Detachment from thoughts in the modern age

Monday, September 28

By Ariana Noghreh

I’ve recently come to the realization that I can’t think as clearly as I once used to. At first, I had suspected that it could be because I have too much on my plate: part-time jobs, familial responsibilities, and interacting with friends more often than I used to a month before. These could still have a slight effect on my recently fuzzy thoughts, but after taking some time to rethink I how spent my days and time-logging, I was faced with a conclusion that was worse than I originally thought it was.

It’s clear that our lives are now dominated by social media and we’re more than familiar with its adverse effects.
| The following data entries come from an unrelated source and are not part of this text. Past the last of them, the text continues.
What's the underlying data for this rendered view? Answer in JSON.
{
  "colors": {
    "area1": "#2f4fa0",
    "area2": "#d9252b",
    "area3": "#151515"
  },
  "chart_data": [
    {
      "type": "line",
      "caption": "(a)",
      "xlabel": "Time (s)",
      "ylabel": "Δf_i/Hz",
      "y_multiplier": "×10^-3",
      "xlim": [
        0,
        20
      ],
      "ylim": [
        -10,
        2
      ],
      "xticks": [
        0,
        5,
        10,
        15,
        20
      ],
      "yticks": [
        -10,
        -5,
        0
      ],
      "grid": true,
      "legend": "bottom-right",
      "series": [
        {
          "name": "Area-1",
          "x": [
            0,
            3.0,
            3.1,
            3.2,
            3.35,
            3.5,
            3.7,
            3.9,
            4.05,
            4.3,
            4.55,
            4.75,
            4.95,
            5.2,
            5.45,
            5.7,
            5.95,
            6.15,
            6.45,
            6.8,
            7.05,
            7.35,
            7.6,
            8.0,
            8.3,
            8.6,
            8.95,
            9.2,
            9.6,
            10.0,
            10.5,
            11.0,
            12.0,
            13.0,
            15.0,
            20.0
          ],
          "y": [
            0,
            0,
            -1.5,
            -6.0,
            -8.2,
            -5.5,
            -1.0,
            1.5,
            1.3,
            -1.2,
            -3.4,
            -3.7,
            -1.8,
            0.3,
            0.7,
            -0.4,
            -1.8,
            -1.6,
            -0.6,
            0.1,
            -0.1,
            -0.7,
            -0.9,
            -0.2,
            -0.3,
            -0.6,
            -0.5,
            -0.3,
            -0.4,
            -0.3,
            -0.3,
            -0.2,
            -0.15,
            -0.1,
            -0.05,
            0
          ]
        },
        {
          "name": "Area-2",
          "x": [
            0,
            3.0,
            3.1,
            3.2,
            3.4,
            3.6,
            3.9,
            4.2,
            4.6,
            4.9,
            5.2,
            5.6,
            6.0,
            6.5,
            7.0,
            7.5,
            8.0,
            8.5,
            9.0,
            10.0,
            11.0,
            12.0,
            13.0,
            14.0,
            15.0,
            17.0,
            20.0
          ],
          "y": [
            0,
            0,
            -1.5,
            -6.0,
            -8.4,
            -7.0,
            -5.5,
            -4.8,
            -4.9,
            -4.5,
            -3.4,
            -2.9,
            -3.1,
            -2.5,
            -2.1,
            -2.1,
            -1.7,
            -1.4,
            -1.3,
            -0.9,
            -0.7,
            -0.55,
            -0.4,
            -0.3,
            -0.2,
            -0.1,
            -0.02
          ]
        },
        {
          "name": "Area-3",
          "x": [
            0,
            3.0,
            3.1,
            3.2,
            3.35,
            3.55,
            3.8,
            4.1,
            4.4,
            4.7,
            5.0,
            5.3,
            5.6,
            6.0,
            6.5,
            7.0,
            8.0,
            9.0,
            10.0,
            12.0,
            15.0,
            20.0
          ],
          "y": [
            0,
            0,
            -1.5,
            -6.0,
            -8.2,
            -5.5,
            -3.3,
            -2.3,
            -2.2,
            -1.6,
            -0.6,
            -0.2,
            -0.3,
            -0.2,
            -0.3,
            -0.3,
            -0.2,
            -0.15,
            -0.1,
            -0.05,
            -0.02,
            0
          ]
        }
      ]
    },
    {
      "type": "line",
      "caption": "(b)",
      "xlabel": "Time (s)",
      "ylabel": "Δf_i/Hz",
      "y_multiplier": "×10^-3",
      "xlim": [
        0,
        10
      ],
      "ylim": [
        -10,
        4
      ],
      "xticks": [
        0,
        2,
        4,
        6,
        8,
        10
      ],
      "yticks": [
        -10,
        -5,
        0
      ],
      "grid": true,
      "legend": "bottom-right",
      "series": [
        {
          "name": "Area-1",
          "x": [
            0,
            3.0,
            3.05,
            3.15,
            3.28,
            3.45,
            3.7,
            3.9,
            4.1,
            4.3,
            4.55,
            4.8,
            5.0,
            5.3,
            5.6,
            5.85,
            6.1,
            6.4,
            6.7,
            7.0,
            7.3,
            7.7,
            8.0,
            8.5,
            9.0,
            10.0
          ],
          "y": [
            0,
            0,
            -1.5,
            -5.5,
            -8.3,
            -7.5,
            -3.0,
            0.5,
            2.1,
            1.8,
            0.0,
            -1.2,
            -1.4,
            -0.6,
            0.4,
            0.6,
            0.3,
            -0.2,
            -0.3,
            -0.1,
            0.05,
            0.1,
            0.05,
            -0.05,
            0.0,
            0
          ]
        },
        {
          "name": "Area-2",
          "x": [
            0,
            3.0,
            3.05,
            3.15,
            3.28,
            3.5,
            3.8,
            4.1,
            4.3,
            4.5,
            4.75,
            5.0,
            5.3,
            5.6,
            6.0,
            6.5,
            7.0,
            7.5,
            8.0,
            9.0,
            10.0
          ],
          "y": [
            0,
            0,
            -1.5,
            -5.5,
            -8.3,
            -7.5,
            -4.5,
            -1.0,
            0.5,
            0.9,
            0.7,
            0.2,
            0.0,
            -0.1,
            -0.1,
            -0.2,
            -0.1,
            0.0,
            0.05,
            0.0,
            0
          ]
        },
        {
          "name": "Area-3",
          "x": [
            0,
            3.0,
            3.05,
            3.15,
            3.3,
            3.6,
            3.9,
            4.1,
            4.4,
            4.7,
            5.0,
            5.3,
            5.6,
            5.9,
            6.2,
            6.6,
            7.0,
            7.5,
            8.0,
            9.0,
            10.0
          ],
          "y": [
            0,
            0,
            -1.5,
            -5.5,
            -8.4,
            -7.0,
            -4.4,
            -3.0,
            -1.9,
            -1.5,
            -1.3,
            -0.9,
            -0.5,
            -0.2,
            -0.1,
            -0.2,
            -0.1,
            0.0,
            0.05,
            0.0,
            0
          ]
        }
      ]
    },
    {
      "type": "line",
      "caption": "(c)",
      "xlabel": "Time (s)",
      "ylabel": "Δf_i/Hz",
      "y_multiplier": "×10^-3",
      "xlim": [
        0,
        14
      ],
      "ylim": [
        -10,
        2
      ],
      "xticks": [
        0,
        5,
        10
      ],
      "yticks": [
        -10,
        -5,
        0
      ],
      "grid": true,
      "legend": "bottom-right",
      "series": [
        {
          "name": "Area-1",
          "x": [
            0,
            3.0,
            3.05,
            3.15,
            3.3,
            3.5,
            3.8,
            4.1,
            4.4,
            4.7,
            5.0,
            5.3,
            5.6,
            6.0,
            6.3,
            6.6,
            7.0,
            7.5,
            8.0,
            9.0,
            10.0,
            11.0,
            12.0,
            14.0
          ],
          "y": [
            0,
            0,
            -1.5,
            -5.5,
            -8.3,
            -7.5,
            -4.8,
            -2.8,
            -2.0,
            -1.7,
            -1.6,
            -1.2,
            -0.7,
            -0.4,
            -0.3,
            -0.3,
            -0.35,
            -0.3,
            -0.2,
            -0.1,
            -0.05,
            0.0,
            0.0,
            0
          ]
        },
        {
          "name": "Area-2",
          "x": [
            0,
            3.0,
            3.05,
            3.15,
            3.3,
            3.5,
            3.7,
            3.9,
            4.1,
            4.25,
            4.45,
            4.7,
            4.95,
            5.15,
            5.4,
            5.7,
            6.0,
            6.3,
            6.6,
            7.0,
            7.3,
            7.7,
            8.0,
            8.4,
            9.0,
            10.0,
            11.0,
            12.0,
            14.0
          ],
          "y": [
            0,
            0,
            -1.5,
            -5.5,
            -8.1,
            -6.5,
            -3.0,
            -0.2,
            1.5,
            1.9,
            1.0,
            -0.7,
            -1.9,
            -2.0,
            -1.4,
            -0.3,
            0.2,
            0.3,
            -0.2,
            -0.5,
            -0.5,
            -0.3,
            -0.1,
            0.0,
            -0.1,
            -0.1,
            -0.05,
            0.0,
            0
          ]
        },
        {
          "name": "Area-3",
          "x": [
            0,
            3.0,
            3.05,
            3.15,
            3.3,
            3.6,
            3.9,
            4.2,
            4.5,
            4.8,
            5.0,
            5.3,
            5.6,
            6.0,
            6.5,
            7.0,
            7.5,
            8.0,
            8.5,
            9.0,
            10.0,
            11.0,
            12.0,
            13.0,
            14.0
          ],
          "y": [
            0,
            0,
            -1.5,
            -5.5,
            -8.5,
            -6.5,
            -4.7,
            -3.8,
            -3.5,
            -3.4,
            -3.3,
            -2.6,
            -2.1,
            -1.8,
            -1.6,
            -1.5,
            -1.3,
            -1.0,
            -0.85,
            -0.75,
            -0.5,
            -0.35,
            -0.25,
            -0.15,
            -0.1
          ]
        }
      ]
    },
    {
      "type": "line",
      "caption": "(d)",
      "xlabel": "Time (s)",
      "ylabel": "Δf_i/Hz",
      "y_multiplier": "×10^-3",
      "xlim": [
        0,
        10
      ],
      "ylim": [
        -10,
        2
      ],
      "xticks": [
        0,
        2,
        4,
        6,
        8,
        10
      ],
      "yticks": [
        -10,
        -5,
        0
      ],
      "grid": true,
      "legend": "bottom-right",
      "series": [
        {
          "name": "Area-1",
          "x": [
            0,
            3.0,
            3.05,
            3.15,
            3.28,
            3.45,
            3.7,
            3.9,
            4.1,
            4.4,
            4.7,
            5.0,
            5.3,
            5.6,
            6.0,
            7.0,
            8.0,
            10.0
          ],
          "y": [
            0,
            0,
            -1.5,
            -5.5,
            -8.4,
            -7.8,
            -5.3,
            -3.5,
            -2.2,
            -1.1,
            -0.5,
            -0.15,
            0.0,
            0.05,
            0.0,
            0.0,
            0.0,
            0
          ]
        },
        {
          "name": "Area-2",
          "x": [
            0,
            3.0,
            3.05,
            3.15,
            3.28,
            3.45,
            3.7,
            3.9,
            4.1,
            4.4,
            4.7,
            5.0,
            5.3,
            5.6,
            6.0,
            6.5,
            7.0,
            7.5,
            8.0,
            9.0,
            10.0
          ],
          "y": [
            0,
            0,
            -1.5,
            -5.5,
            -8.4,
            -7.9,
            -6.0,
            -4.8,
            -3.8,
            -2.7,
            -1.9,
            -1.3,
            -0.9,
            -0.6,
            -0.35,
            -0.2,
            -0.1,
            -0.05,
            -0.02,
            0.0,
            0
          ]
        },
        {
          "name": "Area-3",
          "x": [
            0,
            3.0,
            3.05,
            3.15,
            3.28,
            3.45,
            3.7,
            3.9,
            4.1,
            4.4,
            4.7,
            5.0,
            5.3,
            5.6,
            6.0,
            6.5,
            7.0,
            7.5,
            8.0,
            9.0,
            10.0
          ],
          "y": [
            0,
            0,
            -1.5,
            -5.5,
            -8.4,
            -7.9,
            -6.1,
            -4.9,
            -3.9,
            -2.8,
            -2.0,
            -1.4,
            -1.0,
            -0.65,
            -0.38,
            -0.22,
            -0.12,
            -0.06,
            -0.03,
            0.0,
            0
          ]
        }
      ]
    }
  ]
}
We keep hearing about eye and posture problems, sleepless nights, a surplus in people with social anxiety and depression, FOMO, and spending more time on social media than we do on anything else during the day. But what you rarely hear about is losing the ability to think. We often hear the phrase “this generation has turned into robots” but have you ever thought about the extent of it?

I realized that I’ve been thinking in fragments for a while and that’s why it took longer than usual for me to become aware if I’m acting different or if something is bothering me. I tried to look more into it and I also realized that I’ve become more numb in my day-to-day life and I’ve also become somewhat less intelligent.

After doing more research, I saw that I’d spend 3-5 hours a day on social media when it’d feel like an hour of scrolling instead of 3. I then saw that this mindless scrolling not only contributed to my inability to complete tasks as well and as fast as I used to, but it’s also affected my creativity, my ability to use logic as well as I used to in the past, and my energy during the day.

I know I’m not the only one feeling like this, which is why I’ve decided to write about it here. This consumeristic world keeps getting harder and harder to manage for everyone, especially when it comes to the phones that we have by our side 24/7.

If this goes unmanaged and uncontrolled for too long, our dependency on these little “black boxes” of our lives will increase and it’ll be harder to gain back the parts of ourselves that we can’t seem to reach as easily as we once used to.